About the only cruise lines not charging a $10 per person per day sevice charge are Celebrity and Royal Caribbean, and their suggest tipping guidelines are $10.25 and $9.00 per person per day (pppd), pretty much the same.
What's the difference?
With Celebrity and Royal Caribbean, you'll dine in the same restaurant at the same table every night, so it's fairly easy to stash cash at the end of a cruise in an envelope for the waiter $3.50 pppd, assistant waiter $.50 pppd, and maitre'd $2.00 pppd.
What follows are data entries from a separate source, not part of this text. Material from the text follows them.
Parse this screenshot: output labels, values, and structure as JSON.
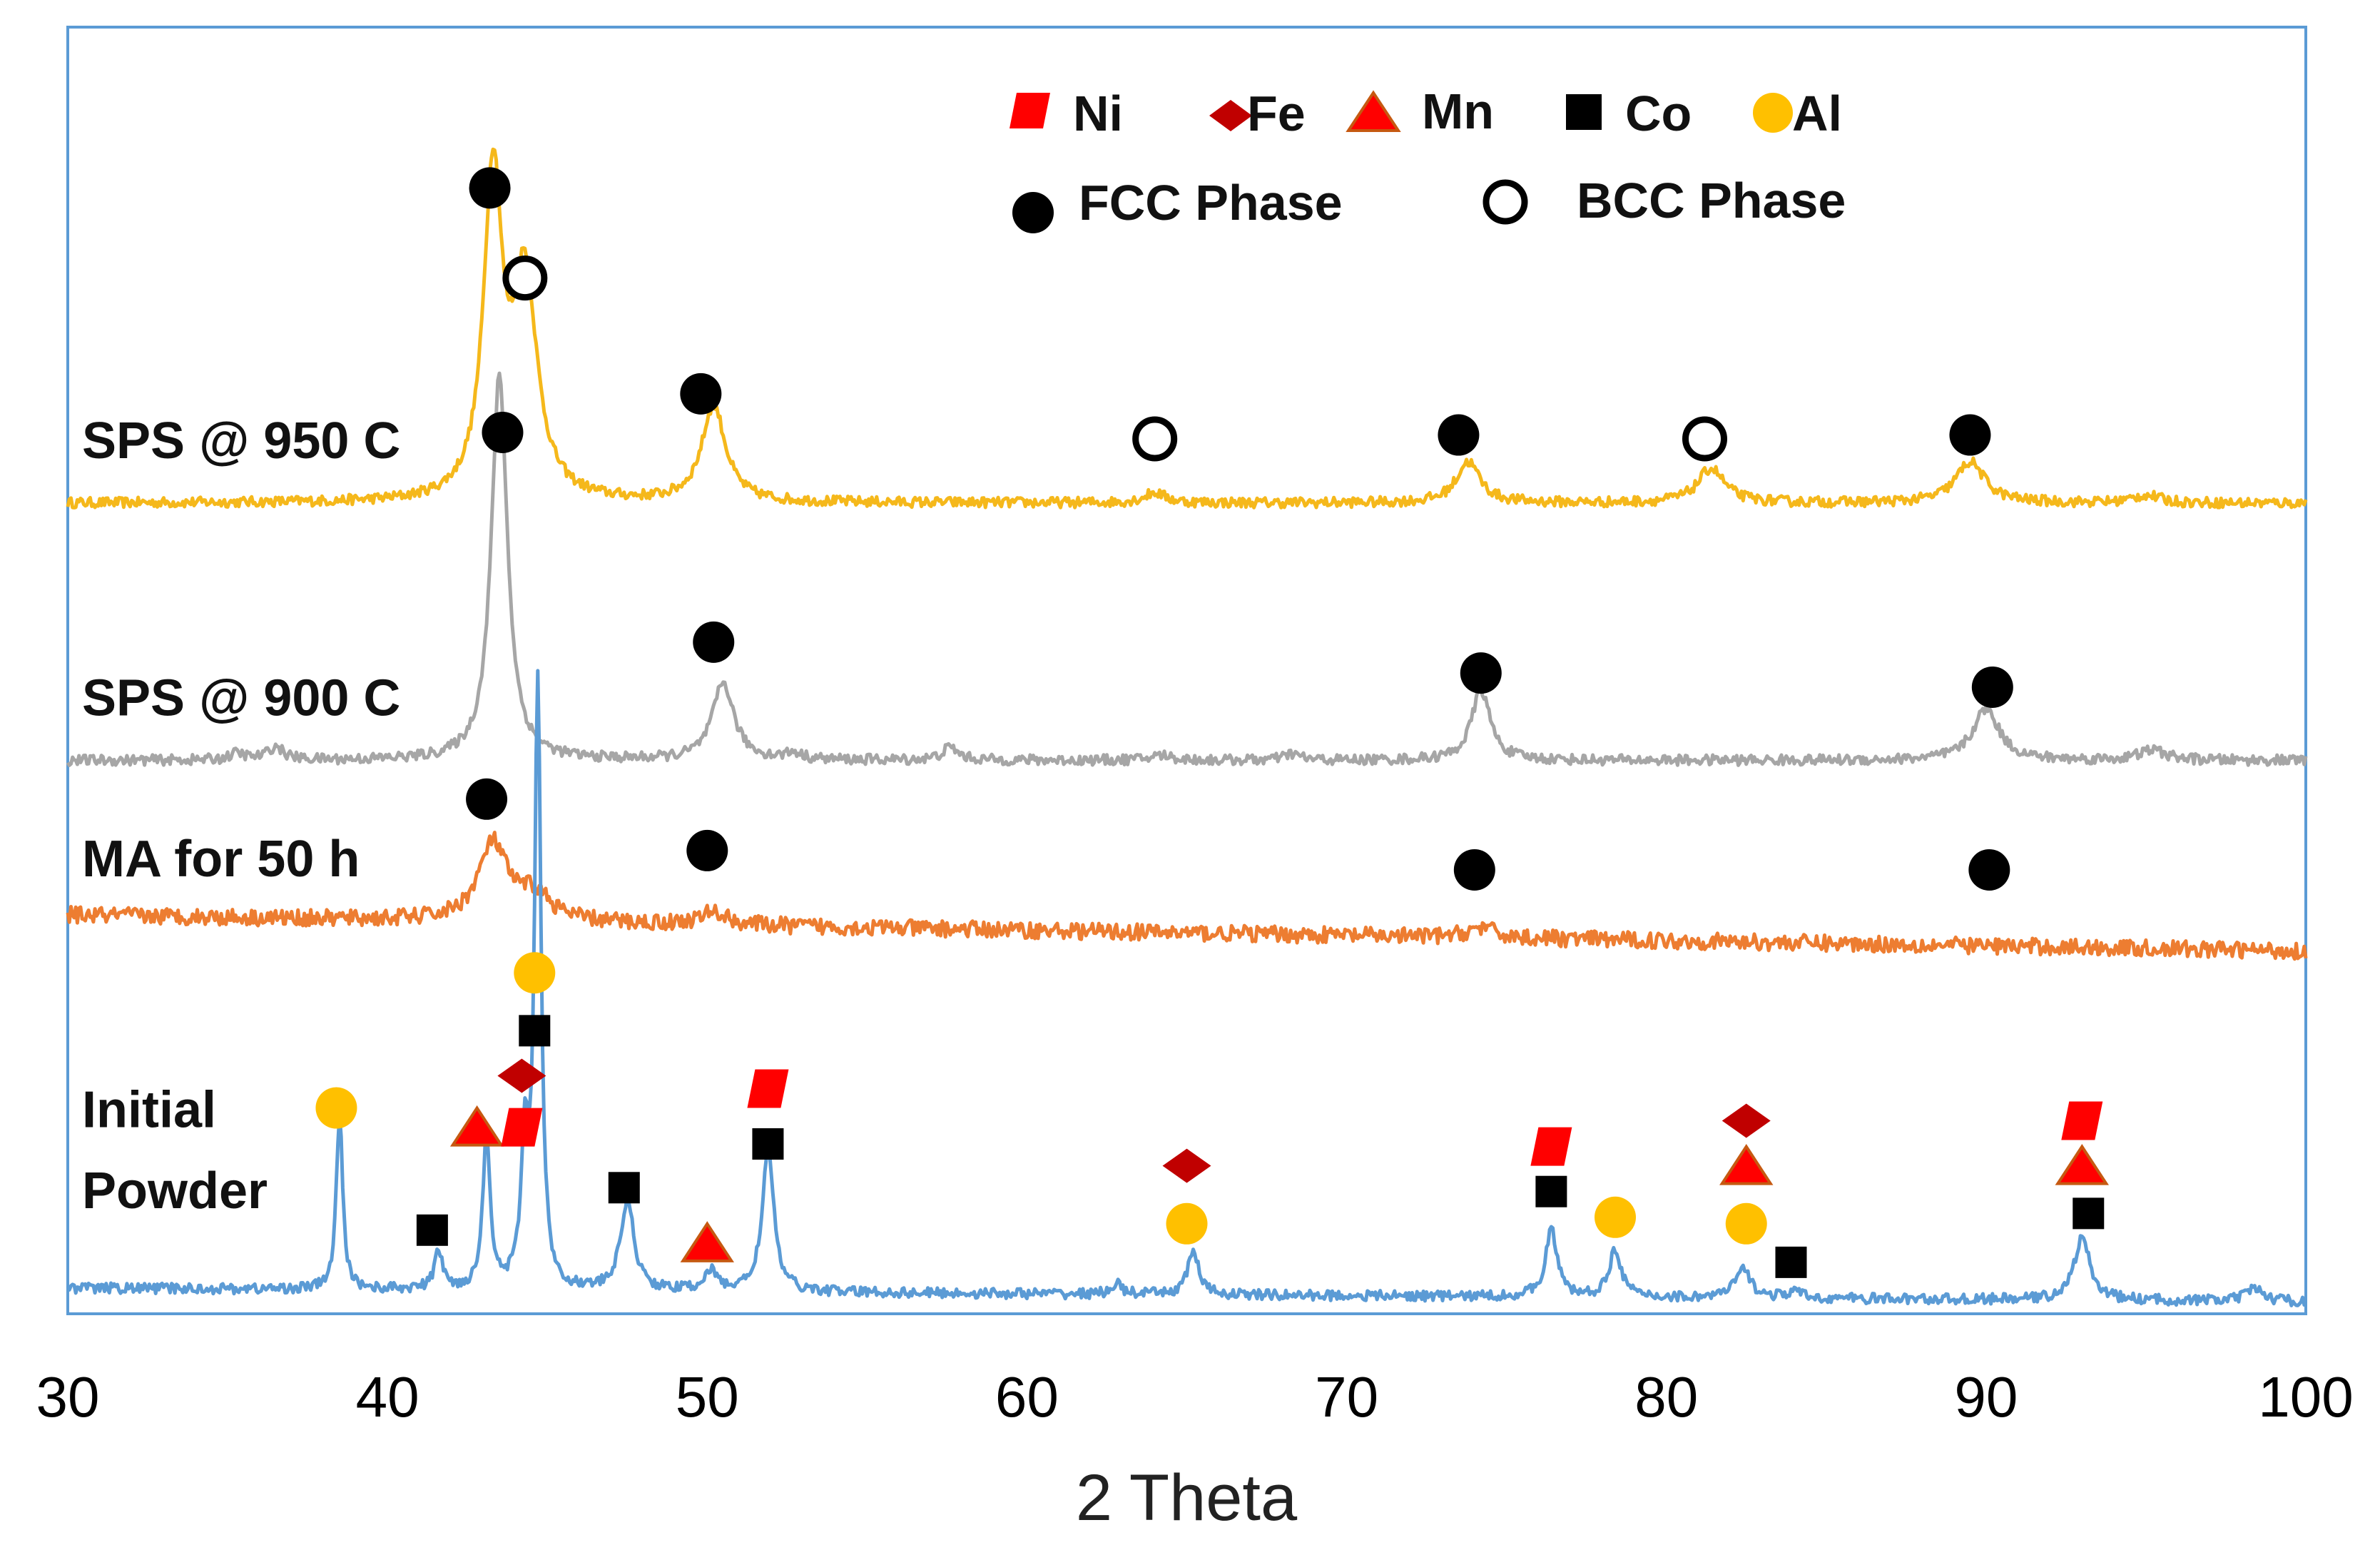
{
  "chart_data": {
    "type": "line",
    "title": "",
    "xlabel": "2 Theta",
    "ylabel": "",
    "xlim": [
      30,
      100
    ],
    "ylim": [
      0,
      10
    ],
    "xticks": [
      30,
      40,
      50,
      60,
      70,
      80,
      90,
      100
    ],
    "colors": {
      "frame": "#5b9bd5",
      "sps950": "#f5b81b",
      "sps900": "#a6a6a6",
      "ma50": "#ed7d31",
      "initial": "#5b9bd5",
      "ni": "#ff0000",
      "fe": "#c00000",
      "mn_fill": "#ff0000",
      "mn_stroke": "#c65911",
      "co": "#000000",
      "al": "#ffc000",
      "fcc": "#000000",
      "bcc": "#000000"
    },
    "legend": {
      "placement": "top-right",
      "entries": [
        {
          "key": "ni",
          "label": "Ni"
        },
        {
          "key": "fe",
          "label": "Fe"
        },
        {
          "key": "mn",
          "label": "Mn"
        },
        {
          "key": "co",
          "label": "Co"
        },
        {
          "key": "al",
          "label": "Al"
        },
        {
          "key": "fcc",
          "label": "FCC Phase"
        },
        {
          "key": "bcc",
          "label": "BCC Phase"
        }
      ]
    },
    "series": [
      {
        "name": "SPS @ 950 C",
        "key": "sps950",
        "baseline": 6.3,
        "noise": 0.05,
        "peaks": [
          [
            43.3,
            2.5,
            0.35
          ],
          [
            44.3,
            1.7,
            0.45
          ],
          [
            50.2,
            0.75,
            0.45
          ],
          [
            64.0,
            0.08,
            0.4
          ],
          [
            73.8,
            0.32,
            0.45
          ],
          [
            81.4,
            0.27,
            0.5
          ],
          [
            89.5,
            0.32,
            0.55
          ],
          [
            95.0,
            0.06,
            0.5
          ]
        ],
        "markers": [
          {
            "type": "fcc",
            "x": 43.2,
            "y": 8.75
          },
          {
            "type": "bcc",
            "x": 44.3,
            "y": 8.05
          },
          {
            "type": "fcc",
            "x": 49.8,
            "y": 7.15
          },
          {
            "type": "bcc",
            "x": 64.0,
            "y": 6.8
          },
          {
            "type": "fcc",
            "x": 73.5,
            "y": 6.83
          },
          {
            "type": "bcc",
            "x": 81.2,
            "y": 6.8
          },
          {
            "type": "fcc",
            "x": 89.5,
            "y": 6.83
          }
        ]
      },
      {
        "name": "SPS @ 900 C",
        "key": "sps900",
        "baseline": 4.3,
        "noise": 0.05,
        "peaks": [
          [
            43.5,
            3.0,
            0.3
          ],
          [
            50.5,
            0.6,
            0.4
          ],
          [
            74.2,
            0.55,
            0.35
          ],
          [
            90.0,
            0.4,
            0.5
          ],
          [
            35.3,
            0.05,
            0.3
          ],
          [
            36.5,
            0.1,
            0.3
          ],
          [
            52.7,
            0.05,
            0.3
          ],
          [
            57.6,
            0.1,
            0.3
          ],
          [
            64.2,
            0.04,
            0.4
          ],
          [
            68.3,
            0.05,
            0.3
          ],
          [
            95.2,
            0.08,
            0.5
          ]
        ],
        "markers": [
          {
            "type": "fcc",
            "x": 43.6,
            "y": 6.85
          },
          {
            "type": "fcc",
            "x": 50.2,
            "y": 5.22
          },
          {
            "type": "fcc",
            "x": 74.2,
            "y": 4.98
          },
          {
            "type": "fcc",
            "x": 90.2,
            "y": 4.87
          }
        ]
      },
      {
        "name": "MA for 50 h",
        "key": "ma50",
        "baseline": 3.1,
        "noise": 0.08,
        "slope": -0.004,
        "peaks": [
          [
            43.3,
            0.6,
            0.55
          ],
          [
            44.6,
            0.2,
            0.6
          ],
          [
            50.2,
            0.1,
            0.5
          ],
          [
            74.2,
            0.08,
            0.5
          ]
        ],
        "markers": [
          {
            "type": "fcc",
            "x": 43.1,
            "y": 4.0
          },
          {
            "type": "fcc",
            "x": 50.0,
            "y": 3.6
          },
          {
            "type": "fcc",
            "x": 74.0,
            "y": 3.45
          },
          {
            "type": "fcc",
            "x": 90.1,
            "y": 3.45
          }
        ]
      },
      {
        "name": "Initial Powder",
        "key": "initial",
        "baseline": 0.2,
        "noise": 0.05,
        "slope": -0.0015,
        "peaks": [
          [
            38.5,
            1.35,
            0.12
          ],
          [
            41.6,
            0.3,
            0.15
          ],
          [
            43.1,
            1.2,
            0.14
          ],
          [
            44.3,
            1.1,
            0.14
          ],
          [
            44.7,
            4.7,
            0.12
          ],
          [
            47.5,
            0.7,
            0.25
          ],
          [
            50.1,
            0.15,
            0.25
          ],
          [
            51.9,
            1.1,
            0.22
          ],
          [
            62.8,
            0.08,
            0.2
          ],
          [
            65.2,
            0.35,
            0.2
          ],
          [
            76.4,
            0.52,
            0.22
          ],
          [
            78.4,
            0.38,
            0.22
          ],
          [
            82.4,
            0.22,
            0.3
          ],
          [
            84.0,
            0.06,
            0.2
          ],
          [
            93.0,
            0.48,
            0.3
          ],
          [
            98.4,
            0.1,
            0.3
          ]
        ],
        "markers": [
          {
            "type": "al",
            "x": 38.4,
            "y": 1.6
          },
          {
            "type": "mn",
            "x": 42.8,
            "y": 1.45
          },
          {
            "type": "ni",
            "x": 44.2,
            "y": 1.45
          },
          {
            "type": "co",
            "x": 41.4,
            "y": 0.65
          },
          {
            "type": "fe",
            "x": 44.2,
            "y": 1.85
          },
          {
            "type": "co",
            "x": 44.6,
            "y": 2.2
          },
          {
            "type": "al",
            "x": 44.6,
            "y": 2.65
          },
          {
            "type": "co",
            "x": 47.4,
            "y": 0.98
          },
          {
            "type": "mn",
            "x": 50.0,
            "y": 0.55
          },
          {
            "type": "ni",
            "x": 51.9,
            "y": 1.75
          },
          {
            "type": "co",
            "x": 51.9,
            "y": 1.32
          },
          {
            "type": "fe",
            "x": 65.0,
            "y": 1.15
          },
          {
            "type": "al",
            "x": 65.0,
            "y": 0.7
          },
          {
            "type": "ni",
            "x": 76.4,
            "y": 1.3
          },
          {
            "type": "co",
            "x": 76.4,
            "y": 0.95
          },
          {
            "type": "al",
            "x": 78.4,
            "y": 0.75
          },
          {
            "type": "fe",
            "x": 82.5,
            "y": 1.5
          },
          {
            "type": "mn",
            "x": 82.5,
            "y": 1.15
          },
          {
            "type": "al",
            "x": 82.5,
            "y": 0.7
          },
          {
            "type": "co",
            "x": 83.9,
            "y": 0.4
          },
          {
            "type": "ni",
            "x": 93.0,
            "y": 1.5
          },
          {
            "type": "mn",
            "x": 93.0,
            "y": 1.15
          },
          {
            "type": "co",
            "x": 93.2,
            "y": 0.78
          }
        ]
      }
    ],
    "series_labels": [
      {
        "key": "sps950",
        "text": "SPS @ 950 C",
        "anchor_y": 6.65
      },
      {
        "key": "sps900",
        "text": "SPS @ 900 C",
        "anchor_y": 4.65
      },
      {
        "key": "ma50",
        "text": "MA for 50 h",
        "anchor_y": 3.4
      },
      {
        "key": "initial",
        "text": "Initial",
        "anchor_y": 1.45
      },
      {
        "key": "initial",
        "text": "Powder",
        "anchor_y": 0.82
      }
    ]
  }
}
Imagine doing so for different servers every night because NCL has open seating. You'll spend all your free time on a cruise addressing and stashing cash into envelopes every night. You'll also will need much more cash to stuff into these envelopes.
There's a reason all but 2 major cruise lines serving North America have switched to auto tipping policies....
As to your other issue, there's still plenty of "free" restaurant aboard NCL and NCLA ships. You only pay a surcharge for the extra "speciality" restaurants that many ships don't have. NCL's surcharges are less than what other cruise lines charge.
Here's NCL's surcharges: $12.50, $15 and $20 per person, depending on which speciality restaurant.
Carnival's surcharges: $25 per person.
Celebrity's surcharge: $25 per person.
Cunard's surcharges: $20 per person for lunch, $30 per person for dinner.
Holland America surcharge: $20 per person.
Princess surcharges: $15 and $20 per person, depending on which restaurant.
Royal Caribbean surcharges:: $20 to $25 per person.
They all are doing this, so why pick on just NCL?